Places with the most frequent precipitation   Places with the least frequent precipitation
  Station State Days/Year with Precip     Station State Days/Year with Precip
1 Hilo Int’l Airport HI 272.1   1 Yuma Airport AZ 17.9
2 Cold Bay Airport AK 249.3   2 Las Vegas | McCarran Airport NV 26.5
3 Yakutat State Airport AK 240.1   3 Bishop Airport CA 27.6
4 Sitka Airport AK 235.6   4 Lancaster |William J. Fox Field CA 28.8
5 Ketchikan Int’l Airport AK 233.9   5 Mercury |  Desert Rock Airport NV 32.1
6 Annette Island Airport AK 231   6 Long Beach |Daugherty Field CA 35.2
7 Juneau Int’l Airport AK 229.8   7 Burbank-Glendale-Pasadena Airport CA 36.5
8 Cordova | M.K. Smith Airport AK 219.9   8 Phoenix | Sky Harbor Int’l Airport AZ 36.6
9 Mt.  Washington NH 210.4   9 Sandberg CA 37.7
10 Quillayute State Airport WA 206.3   10 Bakersfield Airport CA 39.2

What do these tables tell us? They tell us that the places that get the most and least precipitation per year also get the most and fewest days with precipitation. Let’s not overthink this.

Snowfall

Finally, the ten snowiest places in the United States:

Places with the most annual snowfall
  Station State Annual Snowfall
1 Valdez AK 326.3"
2 Mt. Washington NH 281.2"
3 Hancock | Houghton County Airport MI 207.7"
4 Yakutat State Airport AK 143.4"
5 Talkeetna Airport AK 137.1"
6 Syracuse | Hancock Int’l Airport NY 123.8"
7 Sault Ste. Marie | Sanderson Field MI 120.4"
8 Caribou Municipal Airport ME 108.7"
9 Flagstaff | Pulliam Airport AZ 101.7"
10 Traverse City | Cherry Capital Airport MI 101.4"
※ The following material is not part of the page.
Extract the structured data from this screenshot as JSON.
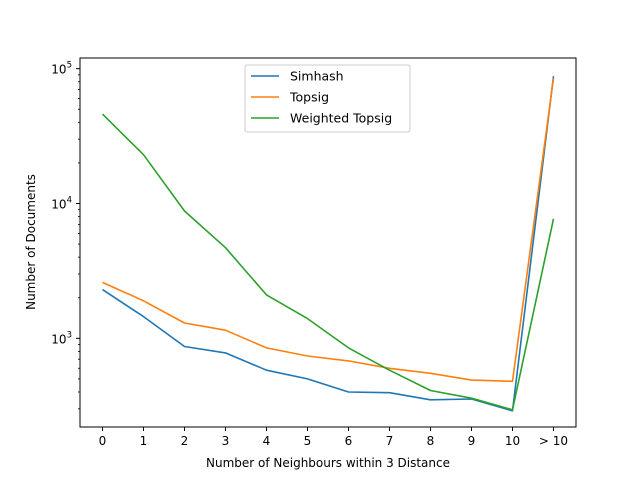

What does this list tell us? Well, first, oddly, apparently having “Hancock” in your airport’s name sets you up for snow.

As you’d expect, the more northern and higher-elevation places make the list. But the influence of the Great Lakes really pops in this list. Large, relatively warm bodies of water, especially in the early winter, can juice snow-making storms with even more moisture and atmospheric instability. Being downwind of a Great Lake means you experience this early and often in the winter.

Or, presented as a truism: The Great Lakes Make Great Flakes

Thanks for joining us in a back-to-the-basics Beyond the Data.